Saturday, July 4, 2009

Obituary: Prof Haroub Othman







When I heard about Professor Haroub Othman’s death on June 28th I was overwhelmed with an extraordinary sense of grief and personal loss, he was widely regarded as the outstanding representative of the post-structuralist left in Tanzania. And what consolation is there for the passing of a great man?



He does not leave behind a great void rather a heaviness of spirit, a weight almost unbearable that mercilessly seems to crush the heart and render each breath an ordeal. Above all, he was the most articulate and visible advocate of Zanzibar in mainland Tanzania, where it earned him many enemies within the ruling elite.


But Haroub Othman was not just a great scholar; he was a brilliant mind, an ardent nationalist, an advocate of justice, a free spirit, an unrelenting force for integrity, an uncompromising fighter on behalf of human dignity, and all the other sets of superlative depictions that he so aptly deserves. It is easy to say we still have his ideas, books, lectures at University of Dar es Salaam and else where, the records of the debates he waged around the world.
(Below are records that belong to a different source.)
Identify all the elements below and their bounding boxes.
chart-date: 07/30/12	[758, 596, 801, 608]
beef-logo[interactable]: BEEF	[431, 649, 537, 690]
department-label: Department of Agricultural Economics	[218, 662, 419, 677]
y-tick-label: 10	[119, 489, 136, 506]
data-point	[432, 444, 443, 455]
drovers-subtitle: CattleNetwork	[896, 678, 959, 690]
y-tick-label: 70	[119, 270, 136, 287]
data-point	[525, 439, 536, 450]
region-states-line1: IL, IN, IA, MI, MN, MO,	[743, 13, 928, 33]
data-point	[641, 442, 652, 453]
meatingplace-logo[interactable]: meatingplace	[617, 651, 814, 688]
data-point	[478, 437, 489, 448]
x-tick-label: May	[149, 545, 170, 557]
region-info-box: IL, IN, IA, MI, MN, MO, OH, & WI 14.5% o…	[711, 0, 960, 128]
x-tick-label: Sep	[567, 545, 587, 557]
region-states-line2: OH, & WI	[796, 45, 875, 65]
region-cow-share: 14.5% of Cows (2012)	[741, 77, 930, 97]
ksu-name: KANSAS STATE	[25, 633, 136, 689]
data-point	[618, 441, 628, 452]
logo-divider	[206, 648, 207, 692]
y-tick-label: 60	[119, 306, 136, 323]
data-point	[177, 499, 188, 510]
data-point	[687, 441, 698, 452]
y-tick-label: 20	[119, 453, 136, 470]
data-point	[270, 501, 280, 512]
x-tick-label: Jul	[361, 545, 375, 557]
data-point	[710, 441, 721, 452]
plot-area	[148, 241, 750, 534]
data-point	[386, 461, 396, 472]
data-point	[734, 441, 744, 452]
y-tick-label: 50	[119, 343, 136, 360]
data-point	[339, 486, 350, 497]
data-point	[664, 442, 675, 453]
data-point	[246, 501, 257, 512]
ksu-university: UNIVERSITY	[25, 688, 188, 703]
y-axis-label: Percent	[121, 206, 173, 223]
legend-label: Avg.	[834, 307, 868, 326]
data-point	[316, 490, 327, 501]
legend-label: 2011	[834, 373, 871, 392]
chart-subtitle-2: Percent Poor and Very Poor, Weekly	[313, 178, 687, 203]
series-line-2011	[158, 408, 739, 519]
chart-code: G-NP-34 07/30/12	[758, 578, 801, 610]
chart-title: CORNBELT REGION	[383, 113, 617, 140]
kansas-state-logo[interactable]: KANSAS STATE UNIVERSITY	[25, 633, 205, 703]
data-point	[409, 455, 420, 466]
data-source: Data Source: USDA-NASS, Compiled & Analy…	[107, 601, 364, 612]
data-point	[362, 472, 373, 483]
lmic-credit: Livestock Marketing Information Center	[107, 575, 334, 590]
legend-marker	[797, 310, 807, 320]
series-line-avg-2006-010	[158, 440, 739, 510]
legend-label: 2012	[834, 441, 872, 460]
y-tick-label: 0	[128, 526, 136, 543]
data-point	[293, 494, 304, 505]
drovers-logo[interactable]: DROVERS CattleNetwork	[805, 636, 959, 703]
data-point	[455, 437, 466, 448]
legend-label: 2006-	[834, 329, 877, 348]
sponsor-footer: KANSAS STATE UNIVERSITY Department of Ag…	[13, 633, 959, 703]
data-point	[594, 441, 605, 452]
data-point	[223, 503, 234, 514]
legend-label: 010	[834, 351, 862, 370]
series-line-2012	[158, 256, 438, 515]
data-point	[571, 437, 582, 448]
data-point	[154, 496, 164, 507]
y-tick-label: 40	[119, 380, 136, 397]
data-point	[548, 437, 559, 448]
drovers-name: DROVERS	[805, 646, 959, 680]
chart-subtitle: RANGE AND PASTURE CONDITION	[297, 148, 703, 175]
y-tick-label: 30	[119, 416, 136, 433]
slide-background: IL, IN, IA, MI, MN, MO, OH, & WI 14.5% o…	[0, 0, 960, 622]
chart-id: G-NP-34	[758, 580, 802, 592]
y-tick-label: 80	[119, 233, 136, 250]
But Haroub Othman was a writer you loved as a whole person. You loved the way his laugh filled the room, his confident walk, the easy, mellifluous voice and the sometimes merciless sarcasm from which he would not spare himself. We will read Haroub’s works over and over again, and will commemorate his memory in the years to come. But it is hard knowing we will no longer watch him striding into battle, stripping off the varnish from insidious words and tearing the mask from the face of corruption.


He had a gentle identification with the oppressed and an intimidating rage against the oppressor, a warm embrace for the victim and a cold rejection of the culprit, a love for the post-union Zanzibar and all that its struggle stood for, and a total loathing for discrimination, racism and the degradation of human life and rights.


Haroub Othman was no saint. His ideas were not above criticism or debate. To my mind, there is something in these criticisms, but this was not the real point of his scholarly works. For Haroub Othman’s real achievement is to have defined what I will call, the will to dispossess that is at the heart of this scholarship. His writings are properly situated in the politics of dispossession that have their springboard in his Zanzibar origins. To understand his significance properly is to understand the recent history of Zanzibar.

However what is beyond discussion, though, is that Haroub Othman was as great an advocate of his people as he was a champion of knowledge in the service of humanity, of the image of the intellectual, of the victims of neo-colonialism and of the wretched of the developing world. He was a formidable and honourable adversary, even when facing those who lacked honour. Nor did he shrink from subjecting his ideas to renewed scrutiny whenever new knowledge seemed to call for revision, which, perhaps, is one of the most important marks of a sincere and dedicated thinker. Not only did he take an amazing delight in knowledge, he was one of the few who sought to discover the world through literature. He was the model of the peripatetic philosopher, indefatigable and tenacious as he raised the banner of a humanitarian aesthetic.


Haroub Othman may have been "out of place" as his personal narrative encapsulated this unique form of Zanzibarian displacement, but he has always been "in place" for those of us who dared to take his genius and friendship for granted.


In addition to the unbearable burden of his death, we have to bear the knowledge that we had never been prepared to accept it. For a man who has been described by some as "the conscience of Zanzibar," his ultimate absence requires the greater affirmation of all that he had represented, both in the consciousness of a nation and in the hearts of those who loved him.

The list of names and of graveyards will grow larger. The names will increase so we decrease and no one knows where they will die. Haroub Othman's is another grave out of place, another funeral away from the homeland he dreamt about. When we lose a person in such a way sorrow gives way to anger. I am angry because it doesn't make sense that we have to circumnavigate the globe in order to put a flower on every grave containing a creative talent from Zanzibar.


As a man of courage, graciousness, hope and dedication, his memory will remain forever in our hearts.

May his soul rest in peace.

4 comments:

salama said...

It's a suddening burden, and quite an unfortunate experience everytime we lose somebody in our lives, let alone when we lose someone like him. I didn't know him but, It feels like a vital part of us, which can't and will never be replaced, has been taken away from us.
May his family get strengh and courage to take each day at a time around this time and..

May he rest in Peace.

Iddy said...

I never met Prof Haroub Othman, however i read some of his works. You can tell about the man from his writing. His publications shows the quality of sincerity and humbleness embedded in his soul and mind.

I believe Tanzania and global community will miss him.
R.I.P Prof Haroub Othman.

ally said...

it was really sad moment to hear that our beloved comrade passed away, though we know it has happens, he usually told during lectures that " he has played his part through imparting us knowledge so he need us to play our role/part...to fulfill the equality Dream"
may his soul rest in peace, ALUTA CONTINUA.. Ally hassan former udsm student

also visit wwww.mawazoyetu-ally.blogspot.com

thanx

tahir h said...

Came across this today, well written, asante.